Und so hörte die Terrorabwehr auch mit, als man sich verklausuliert unterhielt. Dabei wurde klar, wer der Anführer war: Wael C. aus Berlin. Er hatte eine Trockenbaufirma aufgemacht, in der Timo R. und weitere Gefährten beschäftigt waren. Gemeinsam arbeitete man auf einer Baustelle an der Hohe Pforte in der Kölner Innenstadt. Als Firmenchef Wael C. plötzlich am Telefon darüber sprach, den Aufstieg in die höchste Stufe des Paradieses anzupeilen, die es als Muslim zu erreichen gelte, reagierten die Ermittler. Aus ihrer Sicht hätte dies der Code für einen Anschlag sein können.

Am Donnerstagmorgen schlugen die Beamten zu. Spezialeinsatzkräfte setzten die beiden Hauptverdächtigen und vier weitere Islamisten aus ihrem Umfeld fest. Ein Sprengstoffhund schlug an einer frisch hochgezogenen Rigipswand an der Baustelle Hohe Pforte an – offenbar ein Fehlalarm, wie sich am Nachmittag herausstellte. Bislang genügen die Beweise nicht, um den Männern eine Straftat vorzuwerfen und einen Haftbefehl zu beantragen. Sie bleiben also vorerst zur Gefahrenabwehr im Gewahrsam.

Unterdessen entschloss sich die Polizei schnell zu maximaler Transparenz. Am Mittag lädt die Behörde zu einer Pressekonferenz ins Präsidium nach Kalk. Polizeipräsident Uwe Jacob hat dafür seinen Urlaub unterbrochen. Ausführlich berichten er und seine Kollegen über den Zugriff am Morgen und die Erkenntnisse über die Verdächtigen. Der Einsatz sei in einer frühen Phase erfolgt, erklärt Jacob, „aber es war richtig, so zu agieren, um die Bevölkerung zu schützen.“ Jacob spricht von „Terrorgefahr“.

Der Fall dokumentiert einmal mehr die Probleme der Strafverfolger im Umgang mit militanten Islamisten seit dem Versagen der Sicherheitsorgane beim Lkw-Attentat in Berlin durch IS-Anhänger Anis Amri. Über ein Jahr lang wurden alle Warnhinweise ignoriert, seitdem gehen die Staatsschützer kein Risiko mehr ein. Vor allem nicht bei Top-Gefährdern.

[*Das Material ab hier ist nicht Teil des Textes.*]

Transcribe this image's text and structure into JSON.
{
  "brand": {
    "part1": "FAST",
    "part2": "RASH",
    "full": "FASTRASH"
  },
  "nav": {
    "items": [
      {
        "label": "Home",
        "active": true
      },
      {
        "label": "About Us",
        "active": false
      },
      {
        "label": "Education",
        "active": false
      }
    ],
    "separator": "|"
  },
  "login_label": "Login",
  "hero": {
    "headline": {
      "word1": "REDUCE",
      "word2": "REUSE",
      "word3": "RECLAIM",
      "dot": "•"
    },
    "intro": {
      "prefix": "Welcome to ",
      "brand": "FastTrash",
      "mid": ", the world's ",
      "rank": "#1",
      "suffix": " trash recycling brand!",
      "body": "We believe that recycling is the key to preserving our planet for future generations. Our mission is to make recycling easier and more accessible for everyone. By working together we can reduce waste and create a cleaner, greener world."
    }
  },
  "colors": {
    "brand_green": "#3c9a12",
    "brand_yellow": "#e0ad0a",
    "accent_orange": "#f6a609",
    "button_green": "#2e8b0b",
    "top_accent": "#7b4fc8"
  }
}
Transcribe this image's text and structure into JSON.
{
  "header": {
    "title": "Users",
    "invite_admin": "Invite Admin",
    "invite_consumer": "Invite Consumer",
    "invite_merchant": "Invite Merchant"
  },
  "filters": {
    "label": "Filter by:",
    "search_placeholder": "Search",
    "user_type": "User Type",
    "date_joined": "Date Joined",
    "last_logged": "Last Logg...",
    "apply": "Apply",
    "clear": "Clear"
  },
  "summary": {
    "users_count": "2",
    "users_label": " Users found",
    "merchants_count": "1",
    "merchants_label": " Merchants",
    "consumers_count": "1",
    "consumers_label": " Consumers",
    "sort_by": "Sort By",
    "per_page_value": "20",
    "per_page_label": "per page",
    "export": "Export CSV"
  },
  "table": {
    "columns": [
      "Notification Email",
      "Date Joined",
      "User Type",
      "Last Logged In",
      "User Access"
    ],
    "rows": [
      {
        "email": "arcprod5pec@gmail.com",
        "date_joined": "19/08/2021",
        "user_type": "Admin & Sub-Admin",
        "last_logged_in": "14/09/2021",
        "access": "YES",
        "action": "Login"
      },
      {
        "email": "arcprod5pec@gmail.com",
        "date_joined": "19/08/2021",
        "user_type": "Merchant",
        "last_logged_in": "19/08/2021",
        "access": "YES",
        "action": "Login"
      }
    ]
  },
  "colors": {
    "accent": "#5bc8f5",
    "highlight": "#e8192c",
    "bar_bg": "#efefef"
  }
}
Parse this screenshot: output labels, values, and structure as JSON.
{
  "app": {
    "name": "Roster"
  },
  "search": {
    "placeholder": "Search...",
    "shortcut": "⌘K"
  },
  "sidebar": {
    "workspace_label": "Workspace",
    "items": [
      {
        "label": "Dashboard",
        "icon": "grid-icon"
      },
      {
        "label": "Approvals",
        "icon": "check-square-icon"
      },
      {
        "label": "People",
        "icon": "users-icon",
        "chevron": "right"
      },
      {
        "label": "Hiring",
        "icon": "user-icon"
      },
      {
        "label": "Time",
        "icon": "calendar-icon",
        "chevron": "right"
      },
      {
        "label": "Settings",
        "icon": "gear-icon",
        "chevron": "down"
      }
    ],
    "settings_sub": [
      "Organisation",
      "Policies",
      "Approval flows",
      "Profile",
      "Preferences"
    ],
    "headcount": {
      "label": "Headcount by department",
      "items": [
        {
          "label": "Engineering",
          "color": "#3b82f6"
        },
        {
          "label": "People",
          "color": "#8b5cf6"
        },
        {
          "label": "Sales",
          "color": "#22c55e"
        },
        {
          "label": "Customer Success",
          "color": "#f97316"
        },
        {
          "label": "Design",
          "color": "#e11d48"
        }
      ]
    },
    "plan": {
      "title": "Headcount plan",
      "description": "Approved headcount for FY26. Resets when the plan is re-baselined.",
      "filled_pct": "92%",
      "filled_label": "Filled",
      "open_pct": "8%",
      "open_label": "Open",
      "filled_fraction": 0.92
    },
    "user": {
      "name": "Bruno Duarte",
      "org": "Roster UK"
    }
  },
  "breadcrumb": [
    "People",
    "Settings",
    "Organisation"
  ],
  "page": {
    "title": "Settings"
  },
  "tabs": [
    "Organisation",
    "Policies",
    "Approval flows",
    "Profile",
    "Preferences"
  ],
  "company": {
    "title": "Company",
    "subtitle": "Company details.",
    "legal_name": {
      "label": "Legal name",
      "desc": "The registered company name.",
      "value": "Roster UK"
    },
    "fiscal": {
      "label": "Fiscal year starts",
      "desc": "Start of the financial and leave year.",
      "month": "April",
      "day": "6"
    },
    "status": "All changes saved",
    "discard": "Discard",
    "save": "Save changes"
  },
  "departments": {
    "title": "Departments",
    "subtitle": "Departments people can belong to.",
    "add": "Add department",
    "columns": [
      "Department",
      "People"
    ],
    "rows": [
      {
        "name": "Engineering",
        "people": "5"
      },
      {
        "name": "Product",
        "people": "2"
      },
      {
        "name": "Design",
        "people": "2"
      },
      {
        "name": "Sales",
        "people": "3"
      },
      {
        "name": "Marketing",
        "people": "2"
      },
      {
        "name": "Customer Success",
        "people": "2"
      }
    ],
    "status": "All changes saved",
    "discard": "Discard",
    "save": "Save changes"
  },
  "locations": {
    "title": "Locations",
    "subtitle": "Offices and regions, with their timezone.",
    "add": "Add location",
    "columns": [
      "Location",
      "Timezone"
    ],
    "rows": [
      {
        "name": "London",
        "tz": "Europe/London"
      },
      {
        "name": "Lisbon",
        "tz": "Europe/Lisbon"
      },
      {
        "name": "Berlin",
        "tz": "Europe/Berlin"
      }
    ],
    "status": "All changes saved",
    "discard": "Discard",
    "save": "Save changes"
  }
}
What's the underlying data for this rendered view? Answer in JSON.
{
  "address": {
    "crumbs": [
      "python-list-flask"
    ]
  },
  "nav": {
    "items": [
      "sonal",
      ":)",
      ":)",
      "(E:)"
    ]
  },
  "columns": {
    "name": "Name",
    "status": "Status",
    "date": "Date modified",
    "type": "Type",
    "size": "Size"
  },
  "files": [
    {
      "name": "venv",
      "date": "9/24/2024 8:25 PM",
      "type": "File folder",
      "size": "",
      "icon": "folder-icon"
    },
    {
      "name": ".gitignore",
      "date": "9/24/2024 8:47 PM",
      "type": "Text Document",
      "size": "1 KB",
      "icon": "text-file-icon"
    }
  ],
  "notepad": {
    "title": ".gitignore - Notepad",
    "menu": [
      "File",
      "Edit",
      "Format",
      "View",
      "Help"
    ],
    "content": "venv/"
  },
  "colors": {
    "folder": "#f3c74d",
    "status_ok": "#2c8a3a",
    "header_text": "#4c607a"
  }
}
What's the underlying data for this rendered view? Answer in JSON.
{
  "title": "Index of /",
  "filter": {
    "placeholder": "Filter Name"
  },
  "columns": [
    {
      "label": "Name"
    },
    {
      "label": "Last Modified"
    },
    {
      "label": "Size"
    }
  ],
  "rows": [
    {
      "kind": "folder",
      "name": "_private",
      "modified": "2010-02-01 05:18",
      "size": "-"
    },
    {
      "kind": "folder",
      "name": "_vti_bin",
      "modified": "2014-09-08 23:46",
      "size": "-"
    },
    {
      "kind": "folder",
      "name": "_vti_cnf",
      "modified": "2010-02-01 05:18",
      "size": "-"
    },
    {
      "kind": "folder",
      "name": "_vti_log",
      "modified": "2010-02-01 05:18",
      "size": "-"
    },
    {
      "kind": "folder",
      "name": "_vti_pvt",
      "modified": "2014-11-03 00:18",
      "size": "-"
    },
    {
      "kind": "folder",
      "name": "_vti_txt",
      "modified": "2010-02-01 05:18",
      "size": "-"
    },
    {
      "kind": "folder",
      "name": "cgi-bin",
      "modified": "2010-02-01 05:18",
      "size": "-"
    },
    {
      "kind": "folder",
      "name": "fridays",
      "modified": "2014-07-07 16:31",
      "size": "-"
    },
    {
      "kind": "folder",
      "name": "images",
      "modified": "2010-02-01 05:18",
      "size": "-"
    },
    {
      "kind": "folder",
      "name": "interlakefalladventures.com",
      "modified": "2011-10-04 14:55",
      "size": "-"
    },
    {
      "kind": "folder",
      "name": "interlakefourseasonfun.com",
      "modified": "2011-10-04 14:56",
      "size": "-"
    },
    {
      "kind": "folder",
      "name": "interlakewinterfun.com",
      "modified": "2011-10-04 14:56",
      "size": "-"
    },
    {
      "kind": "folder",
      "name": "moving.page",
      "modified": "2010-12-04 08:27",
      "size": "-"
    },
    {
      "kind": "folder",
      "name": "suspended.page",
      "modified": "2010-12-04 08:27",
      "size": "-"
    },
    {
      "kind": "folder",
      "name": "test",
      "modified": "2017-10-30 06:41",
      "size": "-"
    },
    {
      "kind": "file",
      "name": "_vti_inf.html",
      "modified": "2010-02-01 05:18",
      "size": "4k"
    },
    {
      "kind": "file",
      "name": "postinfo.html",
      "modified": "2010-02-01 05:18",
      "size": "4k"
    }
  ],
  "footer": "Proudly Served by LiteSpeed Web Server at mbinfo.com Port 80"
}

Wael C. etwa galt seit 2013 als Salafist mit engen Kontakten zu den Größen der Szene wie etwa dem inzwischen getöteten „Gotteskrieger“ Denis Cuspert oder Mohammed Mahmoud, der vor laufender Kamera in Syrien einen Gefangenen erschoss. Mehrfach versuchte auch C. erfolglos, sich den Terrorgruppen in Syrien anzuschließen. Im Jahr 2016 füllte der Hassprediger jene Lücke, die Terrorfahnder gerissen hatten, als sie die gesamte Führungsgarde des radikalen Berliner Moscheevereins „Fussilet 33“ inhaftierten. Die Vorwürfe drehten sich um die Rekrutierung von IS-Kämpfern, die Beschaffung von Sturmgewehren und Handgranaten sowie illegale Geldtransfers in die Kriegsgebiete nach Syrien und die Hetze gegen Andersdenkende.

Spätestens im Sommer 2016 stand der Berliner Extremisten-Hotspot führerlos dar. Und so stieg Wael C. zum Vorsteher und Imam der Moschee auf. Als Prediger der Fussilet-Moschee wetterte er in Videos gegen Juden und Christen. Auf Seminaren warb er im September 2016 laut Verfassungsschützern für den Dschihad.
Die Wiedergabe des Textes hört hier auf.